Question: Solve the following equation and find the values of m: \(\left( 2{{m}^{3}}+3m \right)\left( 5m-1 \...

Question

Solve the following equation and find the values of m:
$\left( 2{{m}^{3}}+3m \right)\left( 5m-1 \right)=0.$

Answer 1

Solution

Hint: To solve the question given above, first we will find the total number of values of m we will get. The total number of values of m will be equal to greater power of m in the equation. Then, we will find all the values of m by factoring the above equation and then equating each factor term to zero.

Complete step-by-step answer:
Before we find the values of m or roots of the equation given above, we will first find out how many roots we will get. The total number of roots will be equal to the highest power of m in the equation $\left( 2{{m}^{3}}+3m \right)\left( 5m-1 \right)=0.$ For this, we will multiply both the terms on the left hand side. Thus we will get:
$\begin{aligned} & \left( 2{{m}^{3}}+3m \right)\left( 5m-1 \right)=0 \\\ & \Rightarrow 2{{m}^{3}}\left( 5m-1 \right)+3m\left( 5m-1 \right)=0 \\\ & \Rightarrow 10{{m}^{4}}-2{{m}^{3}}+15{{m}^{2}}-3m=0.........\left( 1 \right) \\\ \end{aligned}$
Here, we can see that the greater power of m is 4 so we will get roots ${{m}_{1}},{{m}_{2}},{{m}_{3}}\text{ }and\text{ }{{m}_{4.}}$ Now, the equation given in question is:
$\left( 2{{m}^{3}}+3m \right)\left( 5m-1 \right)=0.$
Now, we will take m common from the term $\left( 2{{m}^{3}}+3m \right).$ Thus we will get: $\left( m \right)\left( 2{{m}^{2}}+3 \right)\left( 5m-1 \right)=0.$
In the above equation, we have the term $\left( 2{{m}^{3}}+3m \right)$ which do not have real factors.
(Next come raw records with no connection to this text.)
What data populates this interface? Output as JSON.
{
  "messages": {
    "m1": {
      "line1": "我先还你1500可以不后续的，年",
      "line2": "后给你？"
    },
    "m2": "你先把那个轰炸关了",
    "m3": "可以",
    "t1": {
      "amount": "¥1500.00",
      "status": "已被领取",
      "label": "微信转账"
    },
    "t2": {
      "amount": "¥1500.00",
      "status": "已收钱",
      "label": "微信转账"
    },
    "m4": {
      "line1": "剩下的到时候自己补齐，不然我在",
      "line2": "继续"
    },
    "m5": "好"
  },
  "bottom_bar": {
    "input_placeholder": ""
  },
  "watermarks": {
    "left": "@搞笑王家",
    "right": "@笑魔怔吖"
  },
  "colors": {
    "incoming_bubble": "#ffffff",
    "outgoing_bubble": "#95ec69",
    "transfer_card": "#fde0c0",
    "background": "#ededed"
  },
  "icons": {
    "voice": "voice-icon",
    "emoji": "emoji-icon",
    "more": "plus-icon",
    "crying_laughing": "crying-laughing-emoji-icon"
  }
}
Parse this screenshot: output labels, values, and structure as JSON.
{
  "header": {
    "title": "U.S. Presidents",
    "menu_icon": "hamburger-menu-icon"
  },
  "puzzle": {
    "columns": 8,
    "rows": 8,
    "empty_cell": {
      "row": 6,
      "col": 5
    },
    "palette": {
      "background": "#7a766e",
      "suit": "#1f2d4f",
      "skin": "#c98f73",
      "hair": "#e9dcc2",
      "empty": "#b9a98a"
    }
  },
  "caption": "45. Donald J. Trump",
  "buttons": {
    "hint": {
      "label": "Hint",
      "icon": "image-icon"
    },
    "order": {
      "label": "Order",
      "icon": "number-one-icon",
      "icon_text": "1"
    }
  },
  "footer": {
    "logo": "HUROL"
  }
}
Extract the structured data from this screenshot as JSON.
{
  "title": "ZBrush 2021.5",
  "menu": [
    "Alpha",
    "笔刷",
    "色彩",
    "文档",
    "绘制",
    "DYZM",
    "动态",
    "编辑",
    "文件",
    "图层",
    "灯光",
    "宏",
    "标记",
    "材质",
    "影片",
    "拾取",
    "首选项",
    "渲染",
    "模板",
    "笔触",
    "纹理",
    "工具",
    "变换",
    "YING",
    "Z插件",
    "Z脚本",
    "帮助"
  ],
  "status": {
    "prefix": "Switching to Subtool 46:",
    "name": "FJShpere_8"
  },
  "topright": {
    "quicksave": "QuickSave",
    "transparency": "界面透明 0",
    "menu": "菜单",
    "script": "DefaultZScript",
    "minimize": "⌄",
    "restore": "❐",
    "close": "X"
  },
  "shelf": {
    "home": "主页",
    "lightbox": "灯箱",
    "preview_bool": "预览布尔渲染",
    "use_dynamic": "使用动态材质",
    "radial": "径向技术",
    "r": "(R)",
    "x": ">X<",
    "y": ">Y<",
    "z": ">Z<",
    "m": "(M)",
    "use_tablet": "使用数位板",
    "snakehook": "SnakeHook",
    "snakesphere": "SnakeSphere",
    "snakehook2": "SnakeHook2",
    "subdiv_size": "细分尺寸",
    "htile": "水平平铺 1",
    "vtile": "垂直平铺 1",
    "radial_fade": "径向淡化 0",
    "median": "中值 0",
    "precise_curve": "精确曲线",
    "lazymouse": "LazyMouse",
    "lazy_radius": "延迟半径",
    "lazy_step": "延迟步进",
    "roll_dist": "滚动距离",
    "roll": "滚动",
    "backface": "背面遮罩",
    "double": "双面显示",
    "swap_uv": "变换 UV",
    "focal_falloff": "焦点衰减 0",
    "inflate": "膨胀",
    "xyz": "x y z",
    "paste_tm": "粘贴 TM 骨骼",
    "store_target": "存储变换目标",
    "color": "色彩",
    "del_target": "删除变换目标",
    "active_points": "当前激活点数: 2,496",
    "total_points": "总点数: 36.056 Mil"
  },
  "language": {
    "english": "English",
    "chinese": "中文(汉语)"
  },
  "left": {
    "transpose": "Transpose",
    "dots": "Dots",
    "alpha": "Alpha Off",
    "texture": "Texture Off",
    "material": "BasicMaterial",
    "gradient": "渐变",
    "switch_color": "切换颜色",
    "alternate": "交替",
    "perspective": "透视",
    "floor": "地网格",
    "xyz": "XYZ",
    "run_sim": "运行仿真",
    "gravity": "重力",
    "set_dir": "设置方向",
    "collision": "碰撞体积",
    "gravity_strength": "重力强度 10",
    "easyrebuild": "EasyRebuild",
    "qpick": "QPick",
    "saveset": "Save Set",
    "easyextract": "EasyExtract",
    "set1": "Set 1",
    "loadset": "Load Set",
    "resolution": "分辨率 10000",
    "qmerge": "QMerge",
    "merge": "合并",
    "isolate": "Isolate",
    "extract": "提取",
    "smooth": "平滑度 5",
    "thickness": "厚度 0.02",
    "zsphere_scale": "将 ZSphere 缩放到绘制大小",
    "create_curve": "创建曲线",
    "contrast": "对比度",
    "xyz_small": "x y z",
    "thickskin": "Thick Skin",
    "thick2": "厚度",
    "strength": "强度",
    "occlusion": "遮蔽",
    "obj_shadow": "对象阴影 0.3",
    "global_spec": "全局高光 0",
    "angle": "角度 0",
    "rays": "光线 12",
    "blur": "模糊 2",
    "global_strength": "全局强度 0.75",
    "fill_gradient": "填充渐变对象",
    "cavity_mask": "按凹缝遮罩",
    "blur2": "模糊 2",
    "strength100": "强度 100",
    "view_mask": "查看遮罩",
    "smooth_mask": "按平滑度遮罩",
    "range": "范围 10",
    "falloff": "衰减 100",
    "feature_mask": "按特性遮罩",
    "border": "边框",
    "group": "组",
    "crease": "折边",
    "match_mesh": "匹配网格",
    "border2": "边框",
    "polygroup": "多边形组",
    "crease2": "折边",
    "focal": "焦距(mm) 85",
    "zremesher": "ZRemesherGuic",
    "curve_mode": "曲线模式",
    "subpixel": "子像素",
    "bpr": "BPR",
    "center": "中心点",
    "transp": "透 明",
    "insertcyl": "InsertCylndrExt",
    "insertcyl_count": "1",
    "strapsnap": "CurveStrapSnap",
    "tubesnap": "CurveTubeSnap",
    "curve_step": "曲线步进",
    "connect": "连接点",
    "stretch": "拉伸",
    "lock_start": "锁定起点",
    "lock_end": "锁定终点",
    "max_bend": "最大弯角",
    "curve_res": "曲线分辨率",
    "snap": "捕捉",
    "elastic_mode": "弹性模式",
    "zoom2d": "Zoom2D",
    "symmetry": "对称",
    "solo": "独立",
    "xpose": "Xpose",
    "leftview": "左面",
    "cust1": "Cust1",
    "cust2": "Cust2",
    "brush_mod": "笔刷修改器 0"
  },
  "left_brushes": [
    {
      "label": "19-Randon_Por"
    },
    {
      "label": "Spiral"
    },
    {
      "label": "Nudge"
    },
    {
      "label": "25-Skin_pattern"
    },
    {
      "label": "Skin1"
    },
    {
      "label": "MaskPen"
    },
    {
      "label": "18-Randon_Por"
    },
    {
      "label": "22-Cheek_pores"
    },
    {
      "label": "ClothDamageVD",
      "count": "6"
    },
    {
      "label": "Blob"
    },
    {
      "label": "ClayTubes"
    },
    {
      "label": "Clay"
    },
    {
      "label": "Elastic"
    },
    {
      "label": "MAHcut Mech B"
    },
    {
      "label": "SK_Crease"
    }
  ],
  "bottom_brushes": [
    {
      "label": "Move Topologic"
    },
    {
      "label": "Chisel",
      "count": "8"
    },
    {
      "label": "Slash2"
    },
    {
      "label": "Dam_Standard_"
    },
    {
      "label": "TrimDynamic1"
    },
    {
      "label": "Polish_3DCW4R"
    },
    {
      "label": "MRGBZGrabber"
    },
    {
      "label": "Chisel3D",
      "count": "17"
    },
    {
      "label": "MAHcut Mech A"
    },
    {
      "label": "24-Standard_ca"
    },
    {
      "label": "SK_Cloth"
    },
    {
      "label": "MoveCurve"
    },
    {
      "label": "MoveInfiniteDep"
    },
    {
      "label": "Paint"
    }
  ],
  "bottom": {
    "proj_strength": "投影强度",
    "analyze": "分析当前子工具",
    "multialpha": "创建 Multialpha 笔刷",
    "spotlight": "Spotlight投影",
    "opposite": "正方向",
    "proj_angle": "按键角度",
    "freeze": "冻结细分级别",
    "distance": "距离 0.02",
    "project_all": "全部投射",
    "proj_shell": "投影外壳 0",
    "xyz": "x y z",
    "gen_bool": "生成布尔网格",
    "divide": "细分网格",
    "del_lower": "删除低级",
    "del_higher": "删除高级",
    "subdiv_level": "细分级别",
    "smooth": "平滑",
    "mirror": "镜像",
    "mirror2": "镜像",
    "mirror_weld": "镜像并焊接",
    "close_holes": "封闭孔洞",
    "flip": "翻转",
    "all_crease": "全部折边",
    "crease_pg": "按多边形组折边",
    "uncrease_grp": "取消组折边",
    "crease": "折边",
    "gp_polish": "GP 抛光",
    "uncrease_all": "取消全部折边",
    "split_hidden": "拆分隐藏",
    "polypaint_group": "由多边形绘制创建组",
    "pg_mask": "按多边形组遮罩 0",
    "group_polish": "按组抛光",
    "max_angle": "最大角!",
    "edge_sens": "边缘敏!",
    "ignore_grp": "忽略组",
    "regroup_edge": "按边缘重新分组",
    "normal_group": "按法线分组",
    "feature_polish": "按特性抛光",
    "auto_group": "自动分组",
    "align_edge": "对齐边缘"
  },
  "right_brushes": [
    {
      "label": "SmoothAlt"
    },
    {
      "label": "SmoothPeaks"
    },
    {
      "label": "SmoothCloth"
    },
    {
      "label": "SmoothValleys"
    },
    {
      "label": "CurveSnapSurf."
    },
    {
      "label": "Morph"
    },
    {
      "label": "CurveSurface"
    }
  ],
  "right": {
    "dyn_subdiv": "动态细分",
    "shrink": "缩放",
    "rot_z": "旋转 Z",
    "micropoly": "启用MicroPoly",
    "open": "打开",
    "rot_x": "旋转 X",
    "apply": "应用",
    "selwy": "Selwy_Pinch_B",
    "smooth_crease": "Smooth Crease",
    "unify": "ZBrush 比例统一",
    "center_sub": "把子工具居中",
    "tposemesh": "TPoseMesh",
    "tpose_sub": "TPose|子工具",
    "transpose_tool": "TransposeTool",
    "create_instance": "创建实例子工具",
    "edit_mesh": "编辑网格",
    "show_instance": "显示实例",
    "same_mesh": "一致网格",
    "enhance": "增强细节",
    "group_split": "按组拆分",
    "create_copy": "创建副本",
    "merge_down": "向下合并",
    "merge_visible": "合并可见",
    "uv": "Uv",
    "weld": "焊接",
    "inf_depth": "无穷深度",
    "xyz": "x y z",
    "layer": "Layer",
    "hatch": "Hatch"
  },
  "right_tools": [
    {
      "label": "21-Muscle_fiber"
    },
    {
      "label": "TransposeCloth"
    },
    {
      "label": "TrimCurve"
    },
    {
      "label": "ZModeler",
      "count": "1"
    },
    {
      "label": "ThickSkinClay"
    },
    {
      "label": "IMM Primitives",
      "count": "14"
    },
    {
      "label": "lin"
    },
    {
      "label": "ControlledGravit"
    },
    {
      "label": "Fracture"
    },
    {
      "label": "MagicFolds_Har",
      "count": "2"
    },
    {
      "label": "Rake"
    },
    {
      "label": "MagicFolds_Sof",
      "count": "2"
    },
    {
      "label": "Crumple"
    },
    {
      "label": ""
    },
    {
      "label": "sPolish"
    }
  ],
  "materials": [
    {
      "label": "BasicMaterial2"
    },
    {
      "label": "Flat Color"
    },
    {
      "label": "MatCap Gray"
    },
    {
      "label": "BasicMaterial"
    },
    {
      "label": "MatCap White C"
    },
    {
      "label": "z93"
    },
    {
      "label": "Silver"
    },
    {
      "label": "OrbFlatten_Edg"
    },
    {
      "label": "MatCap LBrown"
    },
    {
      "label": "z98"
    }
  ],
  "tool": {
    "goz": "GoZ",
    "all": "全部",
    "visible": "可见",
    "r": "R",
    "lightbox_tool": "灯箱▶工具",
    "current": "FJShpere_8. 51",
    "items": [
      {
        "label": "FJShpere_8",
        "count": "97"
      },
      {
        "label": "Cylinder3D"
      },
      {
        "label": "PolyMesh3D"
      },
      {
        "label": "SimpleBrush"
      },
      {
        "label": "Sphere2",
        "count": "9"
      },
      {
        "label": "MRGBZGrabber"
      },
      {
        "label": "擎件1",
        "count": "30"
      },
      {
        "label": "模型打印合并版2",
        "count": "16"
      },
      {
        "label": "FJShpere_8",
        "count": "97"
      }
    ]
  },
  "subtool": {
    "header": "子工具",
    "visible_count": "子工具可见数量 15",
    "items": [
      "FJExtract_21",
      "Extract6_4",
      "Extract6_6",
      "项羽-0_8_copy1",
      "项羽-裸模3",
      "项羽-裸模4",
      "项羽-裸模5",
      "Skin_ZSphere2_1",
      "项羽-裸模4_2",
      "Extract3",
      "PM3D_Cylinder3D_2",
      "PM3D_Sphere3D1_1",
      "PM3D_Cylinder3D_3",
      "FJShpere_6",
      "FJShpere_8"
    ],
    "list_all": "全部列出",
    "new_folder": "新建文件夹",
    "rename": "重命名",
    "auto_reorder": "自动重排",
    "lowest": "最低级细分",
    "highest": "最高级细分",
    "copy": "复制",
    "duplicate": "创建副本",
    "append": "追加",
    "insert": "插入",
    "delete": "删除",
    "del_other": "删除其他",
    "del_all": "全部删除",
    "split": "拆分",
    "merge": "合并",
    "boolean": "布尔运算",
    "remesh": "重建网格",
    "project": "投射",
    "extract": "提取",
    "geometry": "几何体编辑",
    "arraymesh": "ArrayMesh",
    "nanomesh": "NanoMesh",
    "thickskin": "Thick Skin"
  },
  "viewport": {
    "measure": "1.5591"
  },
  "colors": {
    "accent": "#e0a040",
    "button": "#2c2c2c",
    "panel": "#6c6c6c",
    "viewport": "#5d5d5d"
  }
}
The imaginary factors of equation ${{a}^{2}}{{x}^{2}}+{{b}^{2}}$ are $\left( x+\dfrac{i6}{a} \right)\left( x-\dfrac{i6}{a} \right).$ So, after applying these form, we will get: $m\left( m+\dfrac{i\sqrt{3}}{\sqrt{2}} \right)\left( m-\dfrac{i\sqrt{3}}{\sqrt{2}} \right)\left( 5m-1 \right)=0$
Now, to find the values of m, we will equate each factor to zero separately. Thus ${{m}_{1}}$ can be obtained as follows: $\begin{aligned} & m=0 \\\ & \Rightarrow {{m}_{1}}=0 \\\ \end{aligned}$
Now, to find the value of ${{m}_{2}}$ , we will equate the form $\left( m+\dfrac{i\sqrt{3}}{\sqrt{2}} \right)$ to zero. Thus, we get: $\begin{aligned} & m+\dfrac{i\sqrt{3}}{\sqrt{2}}=0 \\\ & m=-i\sqrt{\dfrac{3}{2}} \\\ & \Rightarrow m=-\sqrt{\dfrac{3}{2}}i \\\ \end{aligned}$
To find the value of ${{m}_{3}}$ , we will equate the term $\left( m-\dfrac{i\sqrt{3}}{\sqrt{2}} \right)$ to zero. Thus, we get:
$\begin{aligned} & m+\dfrac{i\sqrt{3}}{\sqrt{2}}=0 \\\ & \Rightarrow m=i\sqrt{\dfrac{3}{2}} \\\ & \Rightarrow {{m}_{3}}=\sqrt{\dfrac{3}{2}i} \\\ \end{aligned}$
To find ${{m}_{4}}$ , we will do:
$\begin{aligned} & 5m-1=0 \\\ & m=\dfrac{1}{5}\Rightarrow {{m}_{4}}=\dfrac{1}{5} \\\ \end{aligned}$
Thus the roots of equation $\left( 2{{m}^{3}}+3m \right)\left( 5m-1 \right)=0.$ are
$\begin{aligned} & {{m}_{1}}=0 \\\ & {{m}_{2}}=-\sqrt{\dfrac{3}{2}i} \\\ & {{m}_{3}}=\sqrt{\dfrac{3}{2}i} \\\ & {{m}_{4}}=\dfrac{1}{5} \\\ \end{aligned}$

Note: The imaginary roots of the above equation can also be found out with the help of quadratic formula. The quadratic formula is as shown: $x=\dfrac{-b\pm \sqrt{{{b}^{2}}-4ac}}{2a}$
Where x is the root of $a{{x}^{2}}+bx+c=0.$ In our case, the factor which will give imaginary roots is $\left( 2{{m}^{2}}+3 \right).$ Thus a=2, b=0 and c=3.
$\begin{aligned} & \Rightarrow m=\dfrac{-\left( 0 \right)\pm \sqrt{{{\left( 0 \right)}^{2}}-4\left( 2 \right)\left( 3 \right)}}{2\left( 2 \right)} \\\ & \Rightarrow m=\dfrac{\pm \sqrt{-4\left( 2 \right)\left( 3 \right)}}{2\left( 2 \right)} \\\ & \Rightarrow m=\pm \dfrac{2\sqrt{-\left( 2 \right)\left( 3 \right)}}{2\left( 2 \right)} \\\ & \Rightarrow m=\pm \dfrac{\sqrt{\left( 2 \right)\left( 3 \right)i}}{\left( 2 \right)} \\\ & \Rightarrow m=\pm \left( \sqrt{\dfrac{3}{2}} \right)i \\\ & \Rightarrow m=\sqrt{\dfrac{3}{2}}i\text{ and m=-}\sqrt{\dfrac{3}{2}}i. \\\ \end{aligned}$